From Atoms to Algorithms: Machine Learning Approaches to Cathode Material Innovation in Zinc-Ion Batteries

Abstract

Zinc-ion batteries (ZIBs) have emerged as strong contenders for future energy storage technologies owing to their inherent safety, low cost and eco-friendly nature. Despite this, achieving high-performance cathode materials continues to be a significant hurdle in their advancement. This review explores the application of machine learning (ML) to accelerate the discovery and optimization of cathode materials for zinc-ion batteries (ZIBs). Beyond material selection, we also emphasize how ML methodologies extend to predicting and optimizing critical parameters such as synthesis methods and electrode-electrolyte interactions, factors that significantly influence the electrochemical performance of ZIBs.
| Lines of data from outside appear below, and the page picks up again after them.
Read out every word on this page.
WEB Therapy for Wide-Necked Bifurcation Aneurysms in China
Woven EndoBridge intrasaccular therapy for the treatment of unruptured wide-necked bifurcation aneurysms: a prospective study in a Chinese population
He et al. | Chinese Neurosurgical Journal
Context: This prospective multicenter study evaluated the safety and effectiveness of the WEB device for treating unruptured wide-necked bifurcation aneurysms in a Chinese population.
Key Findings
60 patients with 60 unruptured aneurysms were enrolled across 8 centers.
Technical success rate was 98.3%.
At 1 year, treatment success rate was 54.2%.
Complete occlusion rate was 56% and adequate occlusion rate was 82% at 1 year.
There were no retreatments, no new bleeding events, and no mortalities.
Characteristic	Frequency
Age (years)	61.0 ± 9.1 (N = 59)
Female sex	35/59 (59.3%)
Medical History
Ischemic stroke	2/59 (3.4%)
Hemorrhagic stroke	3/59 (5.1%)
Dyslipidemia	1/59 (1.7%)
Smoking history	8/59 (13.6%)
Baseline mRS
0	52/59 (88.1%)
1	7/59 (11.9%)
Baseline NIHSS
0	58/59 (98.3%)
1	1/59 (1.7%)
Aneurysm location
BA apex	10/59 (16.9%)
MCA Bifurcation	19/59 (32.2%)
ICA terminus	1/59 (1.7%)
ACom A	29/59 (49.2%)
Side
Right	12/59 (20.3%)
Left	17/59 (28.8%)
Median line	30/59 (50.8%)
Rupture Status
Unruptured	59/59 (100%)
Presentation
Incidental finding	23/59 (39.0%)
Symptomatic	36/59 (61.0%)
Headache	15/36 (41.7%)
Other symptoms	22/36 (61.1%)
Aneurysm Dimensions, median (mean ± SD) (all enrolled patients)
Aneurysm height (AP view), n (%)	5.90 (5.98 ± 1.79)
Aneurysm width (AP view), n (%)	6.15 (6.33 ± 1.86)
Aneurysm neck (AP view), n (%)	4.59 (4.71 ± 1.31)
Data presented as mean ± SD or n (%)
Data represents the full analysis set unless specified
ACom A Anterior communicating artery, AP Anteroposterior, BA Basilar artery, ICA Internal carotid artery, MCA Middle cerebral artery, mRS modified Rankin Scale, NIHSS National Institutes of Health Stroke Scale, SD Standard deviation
By leveraging diverse ML models and algorithms, researchers can predict key material properties, evaluate structure-function relationships, and assess the viability of candidate materials for cathode applications. The review further discusses the integration of ML in informatics-driven design and synthesis route optimization while addressing challenges including limited data availability, model interpretability, and the need for experimental validation. Finally, we highlight future directions such as the development of standardized datasets, incorporation of explainable AI, and the convergence of experimental, computational workflows to unlock the full potential of ML in advancing next-generation ZIB technologies.